SINGAPORE – Commercial building Sultan Plaza is trying its luck at a $360 million collective sale for a second time.
The 45-year-old property will be relaunched on May 31 at the same reserve price, after a previous tender closed on March 3 with no buyers. Its first en bloc attempt in 2019 was at $380 million.
Marketing agent Teakhwa Real Estate is optimistic: “With very strong sales achieved at recent new project launches, we are seeing keener developer interest to replenish land banks.”
Located at 100 Jalan Sultan, the 52,471 square foot commercial-zoned site comprises 211 commercial units and 33 offices, totalling 244 strata lots.
If the en bloc sale is successful, shop owners will each stand to get between $162,900 and $46.3 million, while owners of offices will receive between $619,800 and $2.05 million, Mr Sieow Teak Hwa, managing director of Teakhwa Real Estate told The Straits Times.
In-principle approval has been given by the Singapore Land Authority for a potential sale of remnant state land of about 10,968 sq ft adjoining the Sultan Plaza site.
With the potential purchase, the plot can be expanded to about 63,439.8 sq ft and redeveloped to a gross floor area (GFA) of 317,198.9 sq ft.
The Sultan Plaza site can be redeveloped for mixed use, with up to 40 per cent floor area for commercial use and the remaining 60 per cent for residential units, according to a URA outline planning permission advisory.
As a mixed-use project, the price will work out to a land rate of $1,548.7 per square foot per plot ratio (psf ppr) including estimated costs to buy the state land, a 7 per cent bonus balcony gross floor area, differential premium and lease top up premium, Mr Sieow said.
Alternatively, the site can be redeveloped into a 700-key hotel with ancillary shopping and commercial space.
For a new hotel with 20 per cent commercial floor area, the land rate will work out to $1,629.4 psf ppr, including estimated costs to buy the state land, differential premium and lease top up premium, Mr Sieow said.
There is no additional buyer’s stamp duty payable for the commercial site, whose tender will close on June 28 at 3 pm.
Located near the Nicoll Highway and Lavender MRT stations, the site is also close to Marina Bay, Bugis Junction, Raffles Hotel, the F1 race circuit and Kampong Glam district.
To date this year there have been three commercial en bloc deals totalling $1.62 billion in value compared with just one for the same period last year – that of Maxwell House, which sold for $276.8 million.
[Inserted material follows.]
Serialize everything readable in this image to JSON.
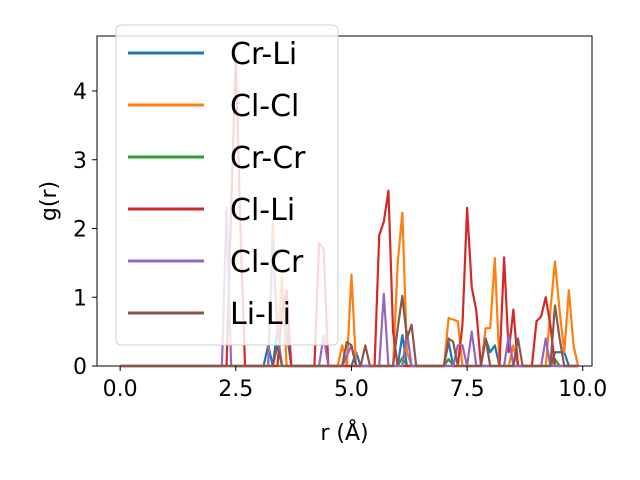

For the whole of 2021, commercial en bloc deal value totalled $926.8 million.
The latest property cooling measures could also have shifted some investor demand to the commercial property market, Mr Wong Xian Yang, head of research at Cushman & Wakefield said.
Helping boost total commercial en bloc deal value this year were the mega sales of Golden Mile Complex and Tanglin Shopping Centre, for $700 million and $868 million respectively.
“These transactions helped boost market sentiment and we anticipate more projects to launch amid a tight commercial and residential market,” Mr Wong said.
Developers and investors remain confident in the mid- to long-term prospects of the Singapore property market due to the country’s stable economic outlook and a limited supply of prime commercial space, Mr Wong said.
This is reflected in the recovery of the commercial rental market.
Mr Wong noted that office rents in the central region rose 1.6 per cent in the first quarter this year from the previous three months, the second consecutive quarter of growth.
“While central region retail rents fell by 0.4 per cent in Q1 2022, we anticipate retail rents to bottom out and return to growth this year, given the re-opening of borders and relaxation of safe distancing measures,” he added.